Carbon dioxide-dependent regulation of NF-κB family members RelB and p100 gives molecular insight into CO 2 -dependent immune regulation.

CO ₂ is a physiological gas normally produced in the body during aerobic respiration. Hypercapnia (elevated blood pCO ₂ >≈50 mm Hg) is a feature of several lung pathologies, e.g. chronic obstructive pulmonary disease. Hypercapnia is associated with increased susceptibility to bacterial infections and suppression of inflammatory signaling. The NF-κB pathway has been implicated in these effects; however, the molecular mechanisms underpinning cellular sensitivity of the NF-κB pathway to CO ₂ are not fully elucidated. Here, we identify several novel CO ₂ -dependent changes in the NF-κB pathway. NF-κB family members p100 and RelB translocate to the nucleus in response to CO ₂ A cohort of RelB protein-protein interactions ( e.g. with Raf-1 and IκBα) are altered by CO ₂ exposure, although others are maintained ( e.g. with p100).

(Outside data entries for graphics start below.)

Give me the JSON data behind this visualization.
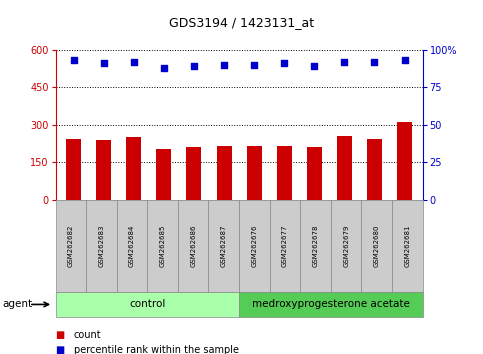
{
  "title": "GDS3194 / 1423131_at",
  "samples": [
    "GSM262682",
    "GSM262683",
    "GSM262684",
    "GSM262685",
    "GSM262686",
    "GSM262687",
    "GSM262676",
    "GSM262677",
    "GSM262678",
    "GSM262679",
    "GSM262680",
    "GSM262681"
  ],
  "counts": [
    245,
    240,
    250,
    205,
    210,
    215,
    215,
    215,
    210,
    255,
    242,
    310
  ],
  "percentile_ranks": [
    93,
    91,
    92,
    88,
    89,
    90,
    90,
    91,
    89,
    92,
    92,
    93
  ],
  "control_count": 6,
  "treatment_count": 6,
  "control_label": "control",
  "treatment_label": "medroxyprogesterone acetate",
  "agent_label": "agent",
  "ylim_left": [
    0,
    600
  ],
  "ylim_right": [
    0,
    100
  ],
  "yticks_left": [
    0,
    150,
    300,
    450,
    600
  ],
  "yticks_right": [
    0,
    25,
    50,
    75,
    100
  ],
  "bar_color": "#cc0000",
  "dot_color": "#0000cc",
  "control_bg": "#aaffaa",
  "treatment_bg": "#55cc55",
  "xticklabel_bg": "#cccccc",
  "legend_count_color": "#cc0000",
  "legend_pct_color": "#0000cc",
  "bar_width": 0.5
}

RelB is processed by CO ₂ in a manner dependent on a key C-terminal domain located in its transactivation domain. Loss of the RelB transactivation domain alters NF-κB-dependent transcriptional activity, and loss of p100 alters sensitivity of RelB to CO ₂ Thus, we provide molecular insight into the CO ₂ sensitivity of the NF-κB pathway and implicate altered RelB/p100-dependent signaling in the CO ₂ -dependent regulation of inflammatory signaling.
(© 2017 by The American Society for Biochemistry and Molecular Biology, Inc.)